Leopardi und die Schnecke / antologia, Michael Krüger

Eine Schnecke kriecht über die Terrasse,
ein schleimiger Bauchfüßer, der Unruhe des Gartens
glücklich entkommen. Zart, biegsam, hornig,
saugt sie den Boden ab, von einem Magnetem
gelenkt unter den Fliesen. Erhobenen Kopfes
kreutz dieses heilige Tier mit verletzender Würde
die Straße der Ameisen, wo Geschäfte blühen
und Lasten getauscht werden, daß der Blick
sich verwirrt. Eine Schwester des Sisyphos,
die in der Ebene arbeitet, eine natürliche Feindin
der Wiederholung.
Die Mitte ist erreicht, so lautlos, als dürfe
das Welthaus nicht erschüttert warden,
das voller unsichtbarer Risse ist.
Jetzt denke nicht an die Zeit, nicht an das Glürk,
den nur als Unglückliche sind wir unsterblich.
Aber wie begreifen, daß die Ordnung
nur mit dieser Schnecke funktioniert, die nun
den weißen Zeiger ihrer Uhr vollendet hat?
Wozu wären wir den wohl geboren, sagt Leopardi,
als um zu erkennen, wie glücklich wir wären,
nicht geboren zu sein?

 

Michael Krüger (Wittgendorf, 1943), da Il coro del mondo. Poesie 2001-2010 (Mondadori, 2010)

 

Leopardi e la lumaca
Una lumaca striscia per la terrazza,
un viscidume che va sul ventre, felicemente
sfuggita all’agitazione del giardino. Tenera,
duttile, cornea, aspira il suolo, diretta da un magnete
sotto i marmetti. A testa alta
questo sacro animale con dignità offensiva
taglia la strada alle formiche ove fervono i traffici
e si scambiano carichi da confonder
la vista. Sorella di Sisifo,
lei lavora in pianura, naturale nemica
della ripetizione.
Il centro è raggiunto, in gran silenzio quasi
non si dovesse dar scosse alla casa del mondo
che è piena di crepe invisibili.
Ora penso al tempo, non alla felicità,
perché soltanto come infelici siamo immortali.
Ma lo capiamo che l’ordine funziona
solo con questa lumaca che ora ha fatto il giro
del quadrante bianco del suo orologio?
A che pro saremmo nati, dice Leopardi,
se non per riconoscere come saremmo felici
a non esser nati?

(Traduzione di Anna Maria Carpi).

Un accostamento proprio insolito fra il nostro grande poeta noto per il suo pessimismo e questo piccolo animale non bello, noto per la sua lentezza, che procede con la propria casa sulle spalle e sembra fare solo il giro di un quadrante d’orologio.

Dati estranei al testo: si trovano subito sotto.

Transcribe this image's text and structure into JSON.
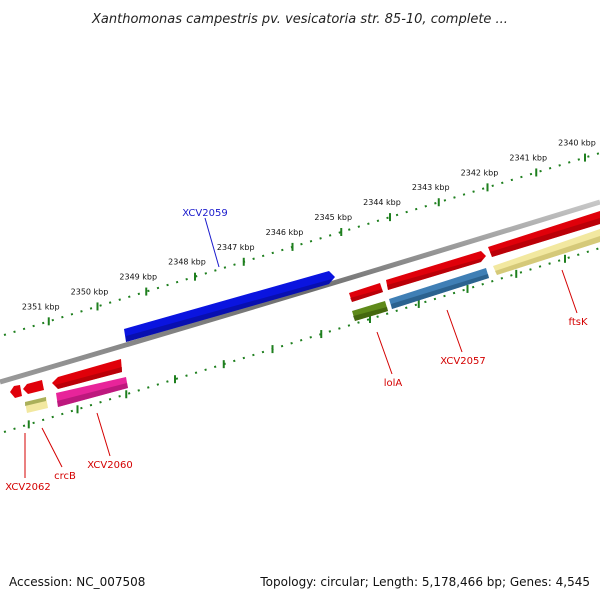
{
  "title": "Xanthomonas campestris pv. vesicatoria str. 85-10, complete ...",
  "footer": {
    "accession": "Accession: NC_007508",
    "info": "Topology: circular; Length: 5,178,466 bp; Genes: 4,545"
  },
  "ruler": {
    "unit": "kbp",
    "ticks": [
      2340,
      2341,
      2342,
      2343,
      2344,
      2345,
      2346,
      2347,
      2348,
      2349,
      2350,
      2351
    ]
  },
  "colors": {
    "red": "#e0000a",
    "blue": "#0a14e0",
    "magenta": "#e8249a",
    "steel": "#3f7fb5",
    "olive": "#5f8a1a",
    "pale_yellow": "#f2e8a0",
    "backbone": "#8a8a8a",
    "tick_green": "#1e7f1e",
    "label_red": "#d40000",
    "label_blue": "#1a1acc"
  },
  "genes": [
    {
      "name": "XCV2059",
      "label_color": "blue",
      "strand": "plus",
      "track": "top"
    },
    {
      "name": "ftsK",
      "label_color": "red",
      "strand": "plus",
      "track": "bottom"
    },
    {
      "name": "XCV2057",
      "label_color": "red",
      "strand": "plus",
      "track": "bottom"
    },
    {
      "name": "lolA",
      "label_color": "red",
      "strand": "plus",
      "track": "bottom"
    },
    {
      "name": "XCV2060",
      "label_color": "red",
      "strand": "minus",
      "track": "bottom"
    },
    {
      "name": "crcB",
      "label_color": "red",
      "strand": "minus",
      "track": "bottom"
    },
    {
      "name": "XCV2062",
      "label_color": "red",
      "strand": "minus",
      "track": "bottom"
    }
  ]
}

Se si deve paragonarlo a un umano, pensiamo al Sisifo greco condannato a riportare in cima a un monte un pietrone che cade giù ogni volta. Fatica inutile, ma così è la vita per i pessimisti. Noi uomini, nella casa del mondo piena di crepe, se pensiamo, come facciamo sempre, alla felcità, capiamo che sarebbe il non essere mai nati. Il punto di svolta in questa poesia è “solo come infelici siamo  immortali”, ovvero nelle parole  “penso”, “capiamo” e “riconoscere” . E’ un modesto elogio della coscienza, l’unico misterioso “in più” che l’uomo ha sulla natura.